= Humber Islands =

The Humber Islands were a proposed plan to use landfill to build artificial islands off the mouth of the Humber River in Toronto, Ontario, Canada.
The islands would have diverted water flowing from the Humber that, at certain times of the year makes it unsafe to swim on beaches east of the mouth.

The proposal was first drafted in 2002.
The Globe and Mail reported the proposal was "dusted off" again in 2012, when the city was renewing efforts make sure it was consistently safe to swim at all of Toronto's eleven beaches. Heavy rains wash pollutants down the Humber River making it unsafe to swim at Sunnyside Beach and Marie Curtis Beach.

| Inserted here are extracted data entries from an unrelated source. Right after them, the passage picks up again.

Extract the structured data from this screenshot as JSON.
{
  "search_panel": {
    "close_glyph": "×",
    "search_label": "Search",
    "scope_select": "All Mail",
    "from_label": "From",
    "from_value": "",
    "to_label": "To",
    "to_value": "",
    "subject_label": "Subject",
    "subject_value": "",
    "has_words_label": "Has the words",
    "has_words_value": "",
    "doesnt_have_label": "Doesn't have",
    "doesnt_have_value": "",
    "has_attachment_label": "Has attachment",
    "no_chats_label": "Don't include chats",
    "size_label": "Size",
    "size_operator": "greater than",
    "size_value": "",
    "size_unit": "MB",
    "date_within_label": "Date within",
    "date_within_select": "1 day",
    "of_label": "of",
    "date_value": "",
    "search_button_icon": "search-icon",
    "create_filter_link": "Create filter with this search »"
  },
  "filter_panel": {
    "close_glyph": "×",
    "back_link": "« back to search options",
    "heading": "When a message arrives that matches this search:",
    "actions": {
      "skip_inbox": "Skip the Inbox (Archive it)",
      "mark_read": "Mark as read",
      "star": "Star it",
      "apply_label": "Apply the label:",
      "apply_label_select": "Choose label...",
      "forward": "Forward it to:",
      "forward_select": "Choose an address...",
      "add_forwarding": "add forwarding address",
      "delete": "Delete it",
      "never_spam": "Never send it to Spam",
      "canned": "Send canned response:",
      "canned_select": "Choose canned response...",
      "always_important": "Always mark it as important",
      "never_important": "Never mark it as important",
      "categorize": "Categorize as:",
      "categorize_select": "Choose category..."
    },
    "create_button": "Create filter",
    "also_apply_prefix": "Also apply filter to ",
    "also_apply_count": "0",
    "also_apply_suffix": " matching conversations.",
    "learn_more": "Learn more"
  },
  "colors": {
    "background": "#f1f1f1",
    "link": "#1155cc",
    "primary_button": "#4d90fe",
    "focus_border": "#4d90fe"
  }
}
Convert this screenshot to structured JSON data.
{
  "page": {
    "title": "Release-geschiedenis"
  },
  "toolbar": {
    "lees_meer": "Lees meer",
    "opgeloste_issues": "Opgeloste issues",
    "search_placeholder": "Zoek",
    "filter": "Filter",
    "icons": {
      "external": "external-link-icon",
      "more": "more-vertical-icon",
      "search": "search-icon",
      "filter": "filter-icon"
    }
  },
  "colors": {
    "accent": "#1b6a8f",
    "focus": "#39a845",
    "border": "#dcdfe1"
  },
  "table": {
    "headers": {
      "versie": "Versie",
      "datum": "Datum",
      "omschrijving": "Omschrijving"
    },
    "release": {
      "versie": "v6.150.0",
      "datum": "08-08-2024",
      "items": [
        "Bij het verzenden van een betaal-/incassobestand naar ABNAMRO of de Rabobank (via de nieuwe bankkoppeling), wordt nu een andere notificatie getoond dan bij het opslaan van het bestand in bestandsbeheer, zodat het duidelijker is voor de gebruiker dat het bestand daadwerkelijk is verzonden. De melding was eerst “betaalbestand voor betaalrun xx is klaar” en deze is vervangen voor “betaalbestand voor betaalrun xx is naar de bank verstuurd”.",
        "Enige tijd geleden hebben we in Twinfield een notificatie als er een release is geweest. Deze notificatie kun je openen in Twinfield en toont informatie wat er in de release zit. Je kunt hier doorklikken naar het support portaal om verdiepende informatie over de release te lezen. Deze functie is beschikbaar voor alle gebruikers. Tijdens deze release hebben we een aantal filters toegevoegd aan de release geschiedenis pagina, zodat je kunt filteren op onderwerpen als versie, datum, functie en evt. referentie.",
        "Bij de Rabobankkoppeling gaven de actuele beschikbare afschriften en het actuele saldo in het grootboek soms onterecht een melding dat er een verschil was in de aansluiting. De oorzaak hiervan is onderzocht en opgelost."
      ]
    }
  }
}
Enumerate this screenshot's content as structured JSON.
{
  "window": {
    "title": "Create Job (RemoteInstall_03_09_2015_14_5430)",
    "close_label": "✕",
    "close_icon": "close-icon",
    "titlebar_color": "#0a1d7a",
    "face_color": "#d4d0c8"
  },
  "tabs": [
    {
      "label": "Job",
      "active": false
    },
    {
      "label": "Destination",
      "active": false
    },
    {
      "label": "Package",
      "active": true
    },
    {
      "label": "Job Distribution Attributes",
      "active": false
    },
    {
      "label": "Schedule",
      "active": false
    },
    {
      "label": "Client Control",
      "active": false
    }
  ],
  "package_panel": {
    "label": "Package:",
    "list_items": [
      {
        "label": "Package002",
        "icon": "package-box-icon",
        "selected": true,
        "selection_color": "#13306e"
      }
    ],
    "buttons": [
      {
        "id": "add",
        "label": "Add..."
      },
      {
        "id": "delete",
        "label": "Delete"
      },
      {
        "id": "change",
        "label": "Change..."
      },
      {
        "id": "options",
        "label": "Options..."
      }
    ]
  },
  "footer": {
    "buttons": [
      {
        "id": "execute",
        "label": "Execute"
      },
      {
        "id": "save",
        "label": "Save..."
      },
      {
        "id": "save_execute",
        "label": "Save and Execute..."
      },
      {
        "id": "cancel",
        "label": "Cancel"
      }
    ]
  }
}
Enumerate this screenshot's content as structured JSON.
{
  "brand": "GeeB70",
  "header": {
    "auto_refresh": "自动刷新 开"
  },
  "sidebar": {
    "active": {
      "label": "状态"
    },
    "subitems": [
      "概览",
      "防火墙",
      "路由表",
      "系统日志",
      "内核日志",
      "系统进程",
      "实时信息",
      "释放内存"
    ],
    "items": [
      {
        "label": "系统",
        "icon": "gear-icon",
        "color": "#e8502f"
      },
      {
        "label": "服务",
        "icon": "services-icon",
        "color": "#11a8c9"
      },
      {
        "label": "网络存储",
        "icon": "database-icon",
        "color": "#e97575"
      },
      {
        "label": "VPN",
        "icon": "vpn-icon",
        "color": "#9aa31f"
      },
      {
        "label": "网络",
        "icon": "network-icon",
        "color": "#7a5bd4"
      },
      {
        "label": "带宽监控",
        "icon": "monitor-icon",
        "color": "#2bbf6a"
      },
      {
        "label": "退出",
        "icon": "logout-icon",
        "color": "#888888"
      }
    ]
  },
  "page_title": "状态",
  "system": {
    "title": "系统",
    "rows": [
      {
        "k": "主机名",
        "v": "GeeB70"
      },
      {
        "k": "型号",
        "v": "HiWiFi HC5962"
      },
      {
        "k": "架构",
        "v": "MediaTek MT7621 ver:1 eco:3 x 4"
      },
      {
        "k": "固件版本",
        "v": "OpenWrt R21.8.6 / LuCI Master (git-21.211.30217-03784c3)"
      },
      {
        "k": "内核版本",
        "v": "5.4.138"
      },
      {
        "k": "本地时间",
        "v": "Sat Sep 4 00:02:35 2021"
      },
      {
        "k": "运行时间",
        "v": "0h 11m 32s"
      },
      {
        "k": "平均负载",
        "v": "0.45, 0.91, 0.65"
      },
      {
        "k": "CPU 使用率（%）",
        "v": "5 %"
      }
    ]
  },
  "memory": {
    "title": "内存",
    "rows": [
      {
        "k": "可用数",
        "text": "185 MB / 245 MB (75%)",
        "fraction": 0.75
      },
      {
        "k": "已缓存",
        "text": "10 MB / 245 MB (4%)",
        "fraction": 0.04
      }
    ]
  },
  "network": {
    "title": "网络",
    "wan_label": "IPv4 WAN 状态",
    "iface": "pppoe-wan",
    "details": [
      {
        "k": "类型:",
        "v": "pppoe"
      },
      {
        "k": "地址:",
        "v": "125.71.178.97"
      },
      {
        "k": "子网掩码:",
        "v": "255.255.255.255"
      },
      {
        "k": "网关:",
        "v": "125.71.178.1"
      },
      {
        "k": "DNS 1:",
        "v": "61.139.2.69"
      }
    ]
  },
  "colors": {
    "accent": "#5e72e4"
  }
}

The Islands would be connected by an underwater berm and would have formed a chain that extended about one kilometre into the lake.
The Islands would have required 1,800,000 cubic metres of landfill.
Toronto is building a 19 km light rail line, with an 11 km segment, and in 2012, planners suggested the waste soil from the tunnels and stations could supply close to half the soil needed for the islands.
Some commentators were concerned the soil shouldn't be used as landfill in Lake Ontario due to fears of contamination. Other asserted the waste from the tunnels would be too deep to have been contaminated and the regions had not been used for heavy industry.

The city estimated it could collect $18 million in tipping fees.